Featured image: Vincent Tan/ Pexels, 2022
The United Nations’ 15th Biodiversity Conference started on Monday in Montreal to foster the restoration of the biosphere and halt further deterioration.
The 30X30 target is a proposed climate action to mandate countries safeguard a minimum of 30 per cent of their terrestrial and marine areas by 2030 to address the climate crisis and restore our planet’s biodiversity.
American biologist Edward O. Wilson campaigned for protecting half of the planet to save thousands of species from extinction.
The economic impact of the 30×30 plan was assessed by more than 100 economists and scientists in the draft post-2020 Global Biodiversity Framework.
It showed the benefits of doubling the world’s protected regions outweighs the adverse effects.
But on the contrary, shielding 30 per cent of the earth’s surface will further deprive and displace aboriginal communities, the alliance of Survival International, Amnesty International, Minority Rights Group International (MRG) and Rainforest Foundation UK (RFUK) said.
The director of the French chapter of Survival International, Fiore Longo said to Raven News: “We are opposing the 30 per cent because it will be disastrous for both biodiversity and humanity.”
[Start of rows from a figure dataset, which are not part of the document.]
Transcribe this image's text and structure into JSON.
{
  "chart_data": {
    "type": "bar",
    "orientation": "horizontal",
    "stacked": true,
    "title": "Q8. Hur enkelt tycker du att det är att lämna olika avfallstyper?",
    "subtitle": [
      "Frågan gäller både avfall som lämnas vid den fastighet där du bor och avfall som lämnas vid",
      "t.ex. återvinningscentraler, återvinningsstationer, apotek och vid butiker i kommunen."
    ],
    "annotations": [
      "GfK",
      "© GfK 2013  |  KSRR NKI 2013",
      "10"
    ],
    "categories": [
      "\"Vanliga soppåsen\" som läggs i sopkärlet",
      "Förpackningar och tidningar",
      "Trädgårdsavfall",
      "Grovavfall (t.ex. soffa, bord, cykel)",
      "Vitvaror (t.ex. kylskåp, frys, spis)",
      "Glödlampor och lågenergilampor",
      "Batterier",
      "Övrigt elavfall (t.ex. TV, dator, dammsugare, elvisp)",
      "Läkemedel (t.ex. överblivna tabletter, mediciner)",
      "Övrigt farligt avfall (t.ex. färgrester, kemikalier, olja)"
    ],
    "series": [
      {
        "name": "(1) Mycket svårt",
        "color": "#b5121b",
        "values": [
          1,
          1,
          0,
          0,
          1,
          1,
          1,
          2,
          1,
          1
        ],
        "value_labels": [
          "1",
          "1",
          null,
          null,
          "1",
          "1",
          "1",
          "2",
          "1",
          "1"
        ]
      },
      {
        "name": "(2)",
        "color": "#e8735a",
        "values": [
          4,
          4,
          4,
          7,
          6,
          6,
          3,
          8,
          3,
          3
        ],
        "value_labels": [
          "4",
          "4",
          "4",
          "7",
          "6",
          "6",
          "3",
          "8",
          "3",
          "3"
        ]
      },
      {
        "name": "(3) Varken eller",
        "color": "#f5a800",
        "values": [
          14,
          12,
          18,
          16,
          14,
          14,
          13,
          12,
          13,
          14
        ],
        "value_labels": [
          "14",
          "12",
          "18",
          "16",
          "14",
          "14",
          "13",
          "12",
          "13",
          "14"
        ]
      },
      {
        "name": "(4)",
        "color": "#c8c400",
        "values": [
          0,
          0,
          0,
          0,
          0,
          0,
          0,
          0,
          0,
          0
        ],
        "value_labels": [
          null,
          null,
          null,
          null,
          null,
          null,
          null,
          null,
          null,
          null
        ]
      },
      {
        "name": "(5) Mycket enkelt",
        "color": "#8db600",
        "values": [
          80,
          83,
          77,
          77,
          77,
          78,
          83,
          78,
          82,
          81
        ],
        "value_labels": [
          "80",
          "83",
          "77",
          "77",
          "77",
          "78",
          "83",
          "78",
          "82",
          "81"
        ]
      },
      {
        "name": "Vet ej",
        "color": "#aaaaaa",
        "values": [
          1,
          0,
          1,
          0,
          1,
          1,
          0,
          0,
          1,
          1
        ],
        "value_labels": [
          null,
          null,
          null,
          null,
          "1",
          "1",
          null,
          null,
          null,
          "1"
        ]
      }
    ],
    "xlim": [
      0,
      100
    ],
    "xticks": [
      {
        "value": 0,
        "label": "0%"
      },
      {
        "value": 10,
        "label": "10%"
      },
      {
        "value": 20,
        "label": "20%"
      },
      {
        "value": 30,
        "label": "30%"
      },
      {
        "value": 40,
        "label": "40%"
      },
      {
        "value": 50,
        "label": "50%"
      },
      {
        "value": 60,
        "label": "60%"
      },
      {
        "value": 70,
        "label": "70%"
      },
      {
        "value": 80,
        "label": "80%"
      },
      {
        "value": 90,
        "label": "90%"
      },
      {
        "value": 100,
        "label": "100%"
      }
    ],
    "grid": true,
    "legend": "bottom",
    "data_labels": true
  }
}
“It diverts attention from the real causes of biodiversity loss and climate change: the exploitation of natural resources for profit and growing overconsumption, driven by the Global North.”
“It allows the biggest polluters to continue destroying the planet, while stealing the lands and destroying the lives of Indigenous Peoples who are the best guardians of nature and the least responsible for the ecological crisis,” she said.
“Protected Areas, which are the cornerstone of mainstream, western-led conservation efforts, have led to widespread evictions, hunger, ill-health and human rights violations, including killings, rapes and torture across Africa and Asia”, the alliance of NGOs quoted in a joint statement.
Survival International apprehended, the plan would trigger the “biggest land grab in history”.
But Special Representative of the UN Secretary-General for Sustainable Energy for All, Rachel Kyte, emphasised the urgency of the action.
“Many of those concerned that we tackle the biodiversity and species loss crisis together with the climate crisis feel that clarity around a goal would help policymakers focus and galvanize action in the same way that a mitigation goal of 1.5C has been seen to do for climate action.”
“It is a goal. It’s not a substitute for the detailed targets across our economies and societies. Getting everyone to think about their contribution to that goal is a good and necessary thing,” Ms Kyte said.
The 30X30 is one of the key agreements to be negotiated in this edition of the conference.
At least 100 countries ahead of COP15 pledged to the goal, the High Ambition Coalition for Nature and People (HAC N&P) confirmed.
The United Kingdom is part of the coalition and supported the move.
British Ecological Society welcomed the goal stating “failure to achieve this could result in continued and irrecoverable declines in biodiversity.”
However, the society said, “this ambitious pledge will fail if protected areas aren't more than lines on a map and we don’t make radical, transformative changes to their management.”